Cleveland, Tennessee, woman seeks to disqualify DA’s office over alleged affair
The attorneys for a woman convicted of second-degree murder are asking a judge to disqualify 10th Judicial District Attorney General Steve Crump’s entire office from the case after the chief prosecutor was accused of withholding evidence in order to hide an alleged affair for which he was purportedly being blackmailed into securing a conviction.
Chattanooga attorney Bill Speek’s motion comes on the heels of another motion that details a recording of a conversation between the siblings of James Cheatham, who was shot and killed in 2016 during a domestic dispute in Cleveland, Tennessee, on Halloween morning.
Cheatham’s wife, Miranda Cheatham, was convicted of second-degree murder and
sentenced to 18 years in prison, though she’s maintained she was acting in self-defense.
In the recording, James Cheatham’s sister, Dana Cheatham, confesses to a prior affair with Crump and admits to threatening to “f------ his whole life up” by airing their alleged affair if “something didn’t happen soon.”
Miranda Cheatham’s defense is seeking an acquittal or at least a new trial, and they don’t want Crump’s office involved in any of it.
They argue “multiple impermissible acts of prosecutorial misconduct” by the assistant district attorneys who tried the case — Drew Robinson and Coty Wamp — in addition to the allegedly incriminating recording that was never produced at trial despite prosecutors having been made aware of it by the Cleveland Police Department.
The acts of misconduct were a “flagrant violation of Mrs. Cheatham’s constitutional rights,” Speek, Miranda Cheatham’s attorney, argues.
Speek declined comment Wednesday, stating only that the motions speak for themselves.
Crump issued a statement to the Times Free Press on Wednesday, saying his office received the motion on Tuesday and is reviewing it to respond in conjunction with the previous motions.
“There is not a basis in fact or law that would require the recusal of this office,” he said.
The latest motion cites a Times Free Press article in which Crump offers a statement claiming he knew nothing of the recording’s contents and told Cleveland police to not share any information about it with him.
However, Speek notes, a statement from the Cleveland Police Department, included in the same newspaper article, “directly refutes D.A. Crump’s claims.”
Police spokeswoman Sgt. Evie West told the Times Free Press that, as soon as investigators were made aware of the recording, its existence and content were discussed with Crump.
Also, the motion makes a new allegation: that Crump practiced private law, something that is prohibited of a district attorney by Tennessee law, on behalf of his alleged blackmailer.

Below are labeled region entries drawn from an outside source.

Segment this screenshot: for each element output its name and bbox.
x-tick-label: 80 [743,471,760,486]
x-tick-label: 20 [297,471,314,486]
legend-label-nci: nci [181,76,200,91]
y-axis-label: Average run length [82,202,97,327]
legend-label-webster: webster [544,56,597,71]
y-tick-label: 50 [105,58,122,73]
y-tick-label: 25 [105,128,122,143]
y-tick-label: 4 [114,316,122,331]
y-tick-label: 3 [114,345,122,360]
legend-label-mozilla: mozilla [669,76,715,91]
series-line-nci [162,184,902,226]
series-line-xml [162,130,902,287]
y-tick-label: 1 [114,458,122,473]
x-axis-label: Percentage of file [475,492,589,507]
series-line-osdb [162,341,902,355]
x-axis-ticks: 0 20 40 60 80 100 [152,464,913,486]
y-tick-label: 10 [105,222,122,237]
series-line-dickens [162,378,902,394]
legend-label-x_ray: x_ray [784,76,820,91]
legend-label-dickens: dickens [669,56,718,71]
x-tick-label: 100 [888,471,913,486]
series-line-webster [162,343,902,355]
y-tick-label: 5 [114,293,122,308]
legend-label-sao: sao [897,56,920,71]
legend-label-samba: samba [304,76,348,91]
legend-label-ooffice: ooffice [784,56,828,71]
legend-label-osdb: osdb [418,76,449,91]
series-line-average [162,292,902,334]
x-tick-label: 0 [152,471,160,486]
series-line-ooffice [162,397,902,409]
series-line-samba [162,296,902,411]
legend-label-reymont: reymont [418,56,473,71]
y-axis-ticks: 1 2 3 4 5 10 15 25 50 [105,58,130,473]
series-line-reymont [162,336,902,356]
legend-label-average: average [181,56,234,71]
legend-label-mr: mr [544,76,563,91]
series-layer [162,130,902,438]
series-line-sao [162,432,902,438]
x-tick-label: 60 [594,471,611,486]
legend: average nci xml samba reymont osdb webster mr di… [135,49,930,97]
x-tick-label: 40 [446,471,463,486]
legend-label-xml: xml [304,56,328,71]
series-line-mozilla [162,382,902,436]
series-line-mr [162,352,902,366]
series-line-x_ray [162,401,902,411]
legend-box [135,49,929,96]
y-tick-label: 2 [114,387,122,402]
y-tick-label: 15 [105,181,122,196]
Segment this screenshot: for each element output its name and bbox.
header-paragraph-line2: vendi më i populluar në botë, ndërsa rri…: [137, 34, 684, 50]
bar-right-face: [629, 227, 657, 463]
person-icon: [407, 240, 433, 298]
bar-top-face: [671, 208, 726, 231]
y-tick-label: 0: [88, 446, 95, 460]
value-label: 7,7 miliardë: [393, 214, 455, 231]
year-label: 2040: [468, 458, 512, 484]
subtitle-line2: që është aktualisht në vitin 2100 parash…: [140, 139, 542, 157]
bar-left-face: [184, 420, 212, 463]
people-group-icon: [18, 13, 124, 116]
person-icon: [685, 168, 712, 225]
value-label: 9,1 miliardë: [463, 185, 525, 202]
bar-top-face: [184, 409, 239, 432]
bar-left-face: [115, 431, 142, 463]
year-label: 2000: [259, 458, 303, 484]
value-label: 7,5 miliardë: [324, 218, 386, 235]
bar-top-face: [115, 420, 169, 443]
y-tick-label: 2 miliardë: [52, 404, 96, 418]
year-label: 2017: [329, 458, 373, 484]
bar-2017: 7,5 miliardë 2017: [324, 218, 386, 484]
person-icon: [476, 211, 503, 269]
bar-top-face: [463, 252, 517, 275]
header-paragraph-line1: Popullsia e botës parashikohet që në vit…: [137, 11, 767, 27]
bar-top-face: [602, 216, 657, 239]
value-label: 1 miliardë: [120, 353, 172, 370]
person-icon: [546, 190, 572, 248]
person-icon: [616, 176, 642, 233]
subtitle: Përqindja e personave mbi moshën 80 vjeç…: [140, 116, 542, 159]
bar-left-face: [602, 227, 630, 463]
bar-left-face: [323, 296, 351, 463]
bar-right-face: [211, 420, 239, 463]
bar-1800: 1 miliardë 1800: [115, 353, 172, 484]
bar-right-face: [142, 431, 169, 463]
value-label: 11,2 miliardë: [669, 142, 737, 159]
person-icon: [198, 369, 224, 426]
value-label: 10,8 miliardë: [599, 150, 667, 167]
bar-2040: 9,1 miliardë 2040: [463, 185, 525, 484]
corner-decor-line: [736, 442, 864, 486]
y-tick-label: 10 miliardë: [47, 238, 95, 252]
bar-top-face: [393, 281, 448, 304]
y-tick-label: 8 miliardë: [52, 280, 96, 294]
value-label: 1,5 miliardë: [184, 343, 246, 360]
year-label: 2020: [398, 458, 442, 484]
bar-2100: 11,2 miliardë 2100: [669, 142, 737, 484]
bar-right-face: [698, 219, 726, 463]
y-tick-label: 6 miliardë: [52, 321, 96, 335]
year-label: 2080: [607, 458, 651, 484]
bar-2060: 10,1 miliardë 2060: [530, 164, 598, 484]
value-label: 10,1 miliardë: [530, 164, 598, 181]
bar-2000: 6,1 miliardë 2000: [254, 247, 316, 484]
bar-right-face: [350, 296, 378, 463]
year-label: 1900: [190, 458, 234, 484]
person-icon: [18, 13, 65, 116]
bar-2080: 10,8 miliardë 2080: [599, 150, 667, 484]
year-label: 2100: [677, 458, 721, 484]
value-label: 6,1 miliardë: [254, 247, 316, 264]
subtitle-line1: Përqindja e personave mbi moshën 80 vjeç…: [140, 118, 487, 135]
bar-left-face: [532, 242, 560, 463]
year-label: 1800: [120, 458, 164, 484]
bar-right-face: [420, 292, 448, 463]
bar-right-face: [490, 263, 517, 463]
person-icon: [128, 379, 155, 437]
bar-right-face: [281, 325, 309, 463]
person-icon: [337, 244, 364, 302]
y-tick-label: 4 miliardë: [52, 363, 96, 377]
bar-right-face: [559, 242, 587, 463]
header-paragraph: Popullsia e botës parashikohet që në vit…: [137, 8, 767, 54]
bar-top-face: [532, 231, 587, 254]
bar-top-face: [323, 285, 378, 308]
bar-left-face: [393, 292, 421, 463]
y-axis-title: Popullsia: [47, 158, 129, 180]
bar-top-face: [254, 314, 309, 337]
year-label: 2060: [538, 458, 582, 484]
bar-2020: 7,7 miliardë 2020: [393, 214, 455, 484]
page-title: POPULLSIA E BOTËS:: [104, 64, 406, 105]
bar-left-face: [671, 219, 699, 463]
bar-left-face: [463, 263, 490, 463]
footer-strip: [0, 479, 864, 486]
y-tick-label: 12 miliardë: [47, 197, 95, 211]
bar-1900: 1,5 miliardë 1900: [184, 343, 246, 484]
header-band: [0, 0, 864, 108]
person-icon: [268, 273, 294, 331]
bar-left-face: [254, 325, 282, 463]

In December 2018, Crump prepared quit claim deeds on behalf of Dana Cheatham, according to copies of two deeds attached to the motion.
The first deed was prepared after Miranda Cheatham was indicted but before the trial. Another deed was prepared in June of this year. On each deed, the attorney of record is Crump, who lists his private firm — Crump & Richardson PLLC, which is listed as an active entity in the Tennessee secretary of state’s database.
Speek argues that Crump’s involvement with preparing the deeds while he holds the office of district attorney is an inherent conflict of interest.
To that, Crump said, “I have not practiced law outside those duties [as DA]. I have maintained my ownership of a title company that existed before I was elected. That office does not engage in the practice or business of law. My ownership of that title company has never interfered with the performance of my duties.”
Ultimately, Speek argues, even if there is no actual conflict of interest, the court must “nonetheless consider whether the conduct in question created an appearance of impropriety.”
The Tennessee Supreme Court has held that a conflict of interest exists when an attorney cannot exercise his or her independent professional judgment free of “compromising interests and loyalties.”
And an appearance of impropriety exists when “an ordinary knowledgeable citizen acquainted with the facts” of a case would conclude that the attorney’s interests pose a “substantial risk of disservice to either the public interest or the interest of one of the [parties].”
Speek argues the conflict exists, and that Crump’s entire office has been affected by it.
As the chief prosecutor, Crump “oversees the activities of the entire office” and “it would be difficult to eliminate his influence entirely,” Speek notes in the motion.
Also, because the case has “appeared in news articles exposing D.A. Crump’s prosecutorial misconduct-and because the 10th Judicial District Attorney General’s Office may now have an opportunity to retry her case, it is highly improbable that [the] case has not been a subject of discussion within the office and highly improbable that D.A. Crump has shielded himself from such discussions,” Speek wrote.